In short: Lassiter (1984)

London, 1939. Cat burglar Lassiter (Tom “I’m bored” Selleck) is pressed into the joined service of his and the British government by mild-mannered FBI agent Breeze (Joe Regalbuto), and irascible London copper Becker (Bob Hoskins). He is to steal a bunch of diamonds from the German embassy or he’ll land in jail on trumped up charges.

Well, in truth, Becker has such an irrational hate-on for Lassiter, he’s planning on locking him up in any case once the thief has gotten hold of the jewels; clearly, nobody involved explained to him the story Lassiter would tell during his process might get a wee bit embarrassing for the UK or their American friends who haven’t actually even joined the war at this point. But before he needs to solve that problem, Lassiter has to commit sexspionage on crazy German diamond courier Kari von Fürsten (Lauren Hutton), survive the ire of his girlfriend Sara (Jane Seymour), and plan and execute his jewel heist. Oh, and of course there will be The Sting-like caper movie tricks involved, just much dumber.

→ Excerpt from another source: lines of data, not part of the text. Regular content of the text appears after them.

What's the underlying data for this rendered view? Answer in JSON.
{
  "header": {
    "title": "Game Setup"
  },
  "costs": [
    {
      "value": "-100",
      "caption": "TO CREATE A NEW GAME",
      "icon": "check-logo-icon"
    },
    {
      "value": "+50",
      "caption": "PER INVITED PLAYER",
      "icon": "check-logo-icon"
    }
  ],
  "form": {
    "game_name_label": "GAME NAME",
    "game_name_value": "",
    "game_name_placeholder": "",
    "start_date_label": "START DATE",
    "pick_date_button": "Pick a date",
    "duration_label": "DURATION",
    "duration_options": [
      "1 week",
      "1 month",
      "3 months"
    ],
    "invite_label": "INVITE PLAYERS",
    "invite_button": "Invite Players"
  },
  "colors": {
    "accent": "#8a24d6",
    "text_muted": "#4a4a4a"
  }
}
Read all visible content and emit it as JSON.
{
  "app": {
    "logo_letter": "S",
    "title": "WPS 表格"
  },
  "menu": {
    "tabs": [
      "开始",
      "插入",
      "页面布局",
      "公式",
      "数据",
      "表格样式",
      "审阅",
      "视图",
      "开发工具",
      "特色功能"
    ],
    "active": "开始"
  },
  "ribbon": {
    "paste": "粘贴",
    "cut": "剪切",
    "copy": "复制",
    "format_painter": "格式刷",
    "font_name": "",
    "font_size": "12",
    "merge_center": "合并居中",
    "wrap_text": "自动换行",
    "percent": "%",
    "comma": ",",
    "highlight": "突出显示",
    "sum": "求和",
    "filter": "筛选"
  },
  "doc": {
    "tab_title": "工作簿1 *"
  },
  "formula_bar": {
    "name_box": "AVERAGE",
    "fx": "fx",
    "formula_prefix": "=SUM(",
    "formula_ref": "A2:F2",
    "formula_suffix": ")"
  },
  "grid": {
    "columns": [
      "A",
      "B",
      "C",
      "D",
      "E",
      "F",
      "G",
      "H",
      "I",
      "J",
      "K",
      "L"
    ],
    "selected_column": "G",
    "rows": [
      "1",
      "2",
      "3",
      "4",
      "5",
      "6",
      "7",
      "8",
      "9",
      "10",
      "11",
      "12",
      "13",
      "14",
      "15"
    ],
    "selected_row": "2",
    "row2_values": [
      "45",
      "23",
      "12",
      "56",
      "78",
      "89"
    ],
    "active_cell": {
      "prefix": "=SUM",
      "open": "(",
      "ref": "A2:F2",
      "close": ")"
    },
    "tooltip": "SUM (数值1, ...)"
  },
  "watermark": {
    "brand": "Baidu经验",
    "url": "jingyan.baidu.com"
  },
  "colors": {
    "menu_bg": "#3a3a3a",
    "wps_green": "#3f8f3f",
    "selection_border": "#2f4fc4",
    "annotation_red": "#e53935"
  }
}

And there’s one of the main problems of Roger Young’s Lassiter right there: if you attempt to make a movie that’s playing on the field of movies like The Sting and the caper movies of the 30s and 40s, you really need to make sure you are actually on the same level and not a tired, erratically paced mess that seems to believe in its own cleverness too much to ever be even the slightest bit clever. And what use is all the fine, showy production design recreating 1939 if there’s not much of interest happening in it anyhow because your film is only ever dragging its feet in it, with large parts of the film consisting of an incredibly bored looking lead actor doing nothing of import or interest?

Which promptly leads us to the next problem, namely the fact that Tom Selleck isn’t just no Cary Grant, but tries to get by on his good looks alone, never showing any interest or spark of life at all, neither when he’s actually getting around to some thievery, nor when he’s half-unwillingly getting seduced by a Lauren Hutton whose crazy overacting could have used a foil willing or able to play along (the same goes for Hoskins or Seymour, by the way). I have gotten used to supposedly charming rogues in movies in truth being unpleasant arseholes, but Selleck’s performance here is so disinterested it’s impossible to get any feeling at all that suggests whatever he thinks he’s doing on screen. Selleck’s a void in the centre of a film that desperately needed the kind of actor able to take control of scenes, or sparkle.

This lifelessness seems to infect many aspects of the film, be it the stop and start plotting that never goes anywhere, the way the film builds Hutton’s character as menacing and dangerous but then just forgets about doing anything with that, and the tiresome and tedious attempts at plot twists. I’m getting as bored as Selleck looks throughout Lassiter just writing about it again.